Sono un amante del Whisky/Whiskey in tutte le sue forme. Dai single malt ai rye. Trovo che il whisky/whiskey sia uno dei prodotti più versatili. Sono ricchi di aromi, gusto e retrogusti che difficilmente troviamo in altri distillati, ed è proprio questa ricchezza di sapore che rende il whisky/whisky, per me, il miglior prodotto da miscelare.
Qual è il cocktail che preferisci bere e quello che preferisci realizzare?
Come detto poc’anzi prediligo il whisky/whiskey. E senza indugi il drink che preferisco realizzare è allo stesso tempo quello che preferisco bere, ovvero: un intramontabile Old-Fashioned. seguono a ruota: Manhattan, Rob Roy, Boulevardier.
A tuo parere, che cosa non può mancare in un bar, a livello di servizio, di attenzione?

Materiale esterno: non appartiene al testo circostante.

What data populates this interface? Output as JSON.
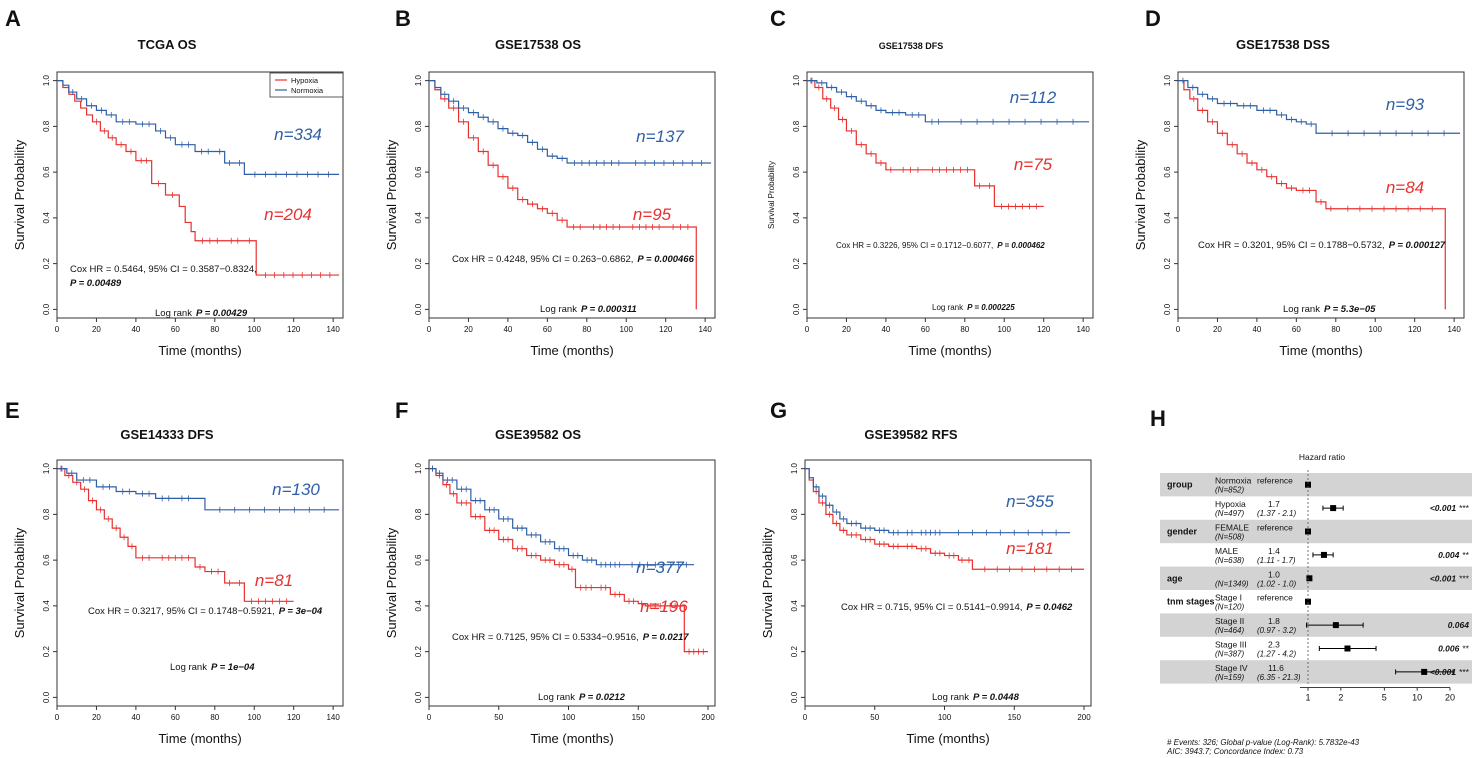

Il sorriso! Accogliere un ospite che ha scelto il nostro locale tra tanti è sempre un onore. Basta un sorriso per far sentire a proprio agio una persona. Come dico sempre: per un bartender il cocktail è l’ultima cosa. Il saper accogliere un ospite, far in modo che non manchino mai acqua e tovaglioli, insomma, attenzione ad ogni dettaglio, perché si sa : sono i dettagli che fanno la differenza. Una volta alzatosi, all’ospite non basta un arrivederci, è il “grazie” che conta
Purtroppo stiamo vivendo una fase alla quale il mondo della ristorazione e dell’hospitality in generale non era per nulla preparato. Io sono un inguaribile ottimista, e penso che tornerà tutto com’era prima, sicuramente con qualche accorgimento in più.
Progetti per il futuro?
Penso che come ogni altro bartender desideri, il mio progetto più grande è quello di aprire il mio cocktail bar. Ho ancora tanto che voglio dimostrare e ancor di più da imparare, e senza ombra di dubbio con una famiglia come il Dry accanto, non posso far altro che crescere e maturare. Progetti, idee, ambizioni sono tutte condivise e sono parte integrante di noi. Io con tutta la famiglia Dry Martini pensiamo sempre al domani a come poter offrire e dare sempre di più.